Like your average dating sim, there are a number of prospective romantic partners, with whom you engage with by a multiple choice system. (Many rag on the entire concept of a dating sim, but if you call it a choose-your-own-adventure romance novel, it sounds far more reasonable, no?)
The writer of this CYOA virtual romance novel is skilled, and rather than farce or an excuse for fanservice or even an H-Game, the writing is plausible and well-written. The main character, whom I whimsically named Joe in my one run, is actually a decent guy.
But in either brilliance or extreme parody of the genre, this is not really about dating (or so I can only assume) but a cross between Volunteer Peer Counselor: the Game, and a Choose Your Own Misadventure horror novel.
A misadventure such as making the wrong choices such that Sayori, one of the aforementioned Cute Girls, commits suicide. Calvinistically.
The scene where she does so is so disturbing that it put DDLC in that rare category of games that actually caused me to lose sleep. And not because I wanted to keep playing it to 3 AM.

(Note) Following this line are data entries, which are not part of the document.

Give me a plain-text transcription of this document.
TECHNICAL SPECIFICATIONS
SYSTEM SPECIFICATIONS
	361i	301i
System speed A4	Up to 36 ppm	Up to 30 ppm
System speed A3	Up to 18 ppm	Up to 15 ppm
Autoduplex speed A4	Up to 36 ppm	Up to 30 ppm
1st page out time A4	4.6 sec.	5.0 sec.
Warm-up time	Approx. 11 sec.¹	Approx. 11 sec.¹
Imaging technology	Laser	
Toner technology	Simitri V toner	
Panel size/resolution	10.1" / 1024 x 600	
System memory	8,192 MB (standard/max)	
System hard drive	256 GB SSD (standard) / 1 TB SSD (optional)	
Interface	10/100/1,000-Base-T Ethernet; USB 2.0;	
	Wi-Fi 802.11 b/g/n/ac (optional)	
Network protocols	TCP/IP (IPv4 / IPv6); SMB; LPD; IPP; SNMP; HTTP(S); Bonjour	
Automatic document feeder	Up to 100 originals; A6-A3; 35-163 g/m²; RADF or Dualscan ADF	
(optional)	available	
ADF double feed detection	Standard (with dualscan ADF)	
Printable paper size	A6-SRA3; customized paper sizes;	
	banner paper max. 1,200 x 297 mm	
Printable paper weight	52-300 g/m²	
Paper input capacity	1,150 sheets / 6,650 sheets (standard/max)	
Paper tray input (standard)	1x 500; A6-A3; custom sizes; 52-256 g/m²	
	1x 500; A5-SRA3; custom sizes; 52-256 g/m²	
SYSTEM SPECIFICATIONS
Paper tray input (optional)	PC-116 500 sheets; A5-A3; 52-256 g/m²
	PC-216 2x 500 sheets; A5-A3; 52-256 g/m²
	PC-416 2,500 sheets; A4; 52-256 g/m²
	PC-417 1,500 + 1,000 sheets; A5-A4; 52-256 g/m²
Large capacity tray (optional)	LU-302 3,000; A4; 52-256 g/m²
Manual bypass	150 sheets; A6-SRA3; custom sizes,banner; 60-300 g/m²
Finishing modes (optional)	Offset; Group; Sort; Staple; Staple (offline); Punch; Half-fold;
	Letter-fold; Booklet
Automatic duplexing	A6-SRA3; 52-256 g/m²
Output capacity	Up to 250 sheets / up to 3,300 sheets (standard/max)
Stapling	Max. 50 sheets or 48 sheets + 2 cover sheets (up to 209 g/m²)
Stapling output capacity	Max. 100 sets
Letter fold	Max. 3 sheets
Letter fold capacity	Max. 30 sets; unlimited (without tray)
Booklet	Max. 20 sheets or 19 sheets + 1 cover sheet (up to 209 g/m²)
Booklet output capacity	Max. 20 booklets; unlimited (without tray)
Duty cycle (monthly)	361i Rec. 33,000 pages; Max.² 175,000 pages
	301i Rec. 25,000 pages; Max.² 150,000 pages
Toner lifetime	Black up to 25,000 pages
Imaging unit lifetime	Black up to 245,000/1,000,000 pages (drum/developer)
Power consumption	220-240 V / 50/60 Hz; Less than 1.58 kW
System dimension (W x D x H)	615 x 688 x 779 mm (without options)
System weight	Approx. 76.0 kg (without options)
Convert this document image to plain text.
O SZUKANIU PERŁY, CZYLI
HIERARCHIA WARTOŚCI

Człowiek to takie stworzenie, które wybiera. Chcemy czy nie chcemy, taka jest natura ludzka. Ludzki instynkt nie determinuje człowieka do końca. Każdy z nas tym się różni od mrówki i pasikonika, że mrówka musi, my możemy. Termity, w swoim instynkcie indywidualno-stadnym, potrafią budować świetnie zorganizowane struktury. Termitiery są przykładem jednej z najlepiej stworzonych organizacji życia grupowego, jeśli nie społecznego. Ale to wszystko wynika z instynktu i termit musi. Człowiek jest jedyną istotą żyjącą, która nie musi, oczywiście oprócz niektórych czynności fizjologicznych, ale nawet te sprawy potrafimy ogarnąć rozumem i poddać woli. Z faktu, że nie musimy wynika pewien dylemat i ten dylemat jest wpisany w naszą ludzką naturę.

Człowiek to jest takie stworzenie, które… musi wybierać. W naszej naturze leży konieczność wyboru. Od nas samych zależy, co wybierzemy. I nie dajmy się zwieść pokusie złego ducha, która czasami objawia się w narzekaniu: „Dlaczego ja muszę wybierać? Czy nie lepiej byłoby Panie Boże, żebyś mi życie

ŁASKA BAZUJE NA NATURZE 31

I'm not going back and screencapping that scene. I may be crazy, but I am not insane.
If that was their intent--to achieve an 11 out of 10 on my personal disturbing scale--they succeeded.
What they did not succeed in, however, was to make a realistic depiction of suicide.
As I mentioned, Team Salvato, or at least the writer thereof, has depicted mental illness quite realistically. For this I laud them. But the reason, aside from wanting to sleep in the future, that I did not continue playing was that it depicted suicide wrongly.
It's not that either the (disturbing) suicide note or the (disturbing) hanging are implausible. Far from it.
It's not even the survivor's guilt of the main character (a.k.a. you) depicted before the harsh Game Over. Once again, it is well done.
It's still not even that the game pretends to corrupt itself, to give the illusion of finality (the manual instructs you on how to reset it.) As far as I know, no one has been deleted from existence post suicide, but we can give the creators credit.
No. The problem is that you control whether or not Sayori kills herself.
Like the creations of the God of the Calvinists, Sayori has no free will. Take this action, set this flag, and Sayori chooses death. Presumably, another set of actions, which I did not take, and will now never discover, will cause Sayori choose life. Her fate is entirely in your hands.
But God is no Calvinist, and that is simply not how suicide is. It is a choice by the individual. Influenced, perhaps, by the actions of others, but ultimately the blame for suicide cannot be laid at the feet of anyone else but he who chooses it.
I don't know what other choices in-game I could have made to change the fate of Sayori--but that's besides the point. If it was a realistic depiction, no choice would have ultimately mattered, only the free will of Sayori herself.
(As an aside, the choices I made that apparently caused this Calvinist suicide were simply choosing a different girl than Sayori. While I have no doubt that people have killed themselves over romance, the idea of choosing a girl simply so she won't commit suicide is bizarre, and no basis for a healthy relationship. Indeed, everything that the main character said by my direction seemed quite reasonable in my eyes. But perhaps that is through the lens of virtual bitterness.)
Is it possible to create a dating sim, visual novel, or what-have-you, where suicide is depicted correctly? I don't know. But this didn't succeed, in such a way that I, who have attempted suicide in the past, do not want to continue. I suspect there is yet another layer of horror beneath the merely possible, into the meta-fictional.
But I won't know. I have only played enough to be too disturbed to continue.
That, and I dislike Calvinism. SO THERE.